INDIANAPOLIS (WISH) — A year later, some Hoosiers still remember the day all eyes were on Mike Pence.
On July 16, 2016, Donald Trump introduced Mike Pence as his running mate. The event took place in New York City.
State Rep. Tom Saunders was already in town on business. “I happened to be in the right place at the right time,” Saunders, a Republican from Lewisville, said.
He got tickets to the event and gave Pence a familiar face. “I was really shocked by the media from all over the world,” Saunders said. “There must have been 200 people trying to get through security, to get in that room.”
A year later, Saunders says things have changed. “He and I both like history, and we’d talk about local Indiana history, and we’d talk about the new Abraham Lincoln he had in his office,” Saunders said. “We don’t get to do that anymore.”
Saunders may miss Pence at the Statehouse, but others were thrilled to see him go. During the summer of 2016, Pence was involved in a tight governor’s race, and there was a movement to push him out. It was called, “Pence Must Go!” created by Kevin Warren, who has a much different memory of the VP announcement.
“Disappointment,” Warren said. “My heart sunk.”

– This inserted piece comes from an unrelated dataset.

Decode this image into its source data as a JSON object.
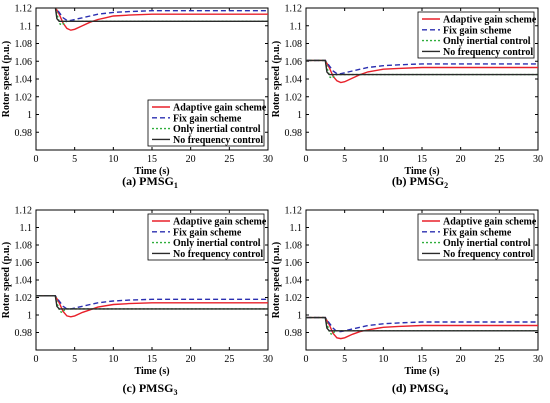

Warren started the Pence Must Go PAC two years ago. “We have tens of thousands of signs all throughout the state of Indiana,” Warren said.
After the nomination, Warren thought his wish had come true. “I honestly thought Trump was a joke,” Warren said. “I still think he’s a joke, but I really thought there he would be out. I was shocked by the results.”
Vice president isn’t what Warren had in mind. But he’s happy the sign campaign raised $70,000 for LGBT groups. “Of course, I’m disappointed with the outcome, but when we first started this, it was for charity. We raised money for an underfunded community, and I’m proud of that,” Warren said.
“I thought he would be out of politics for awhile,” Warren said. “That didn’t happen, and now we just have to move on and deal with it and keep fighting.”
“You wonder because he was up for re-election for governor, and you give up this for that,” Saunders said. “It was a gamble, and it paid off.”
Now that Pence is out of Indiana, Warren said his PAC isn’t over. He’s focused on 2018 to help Democrats win House seats.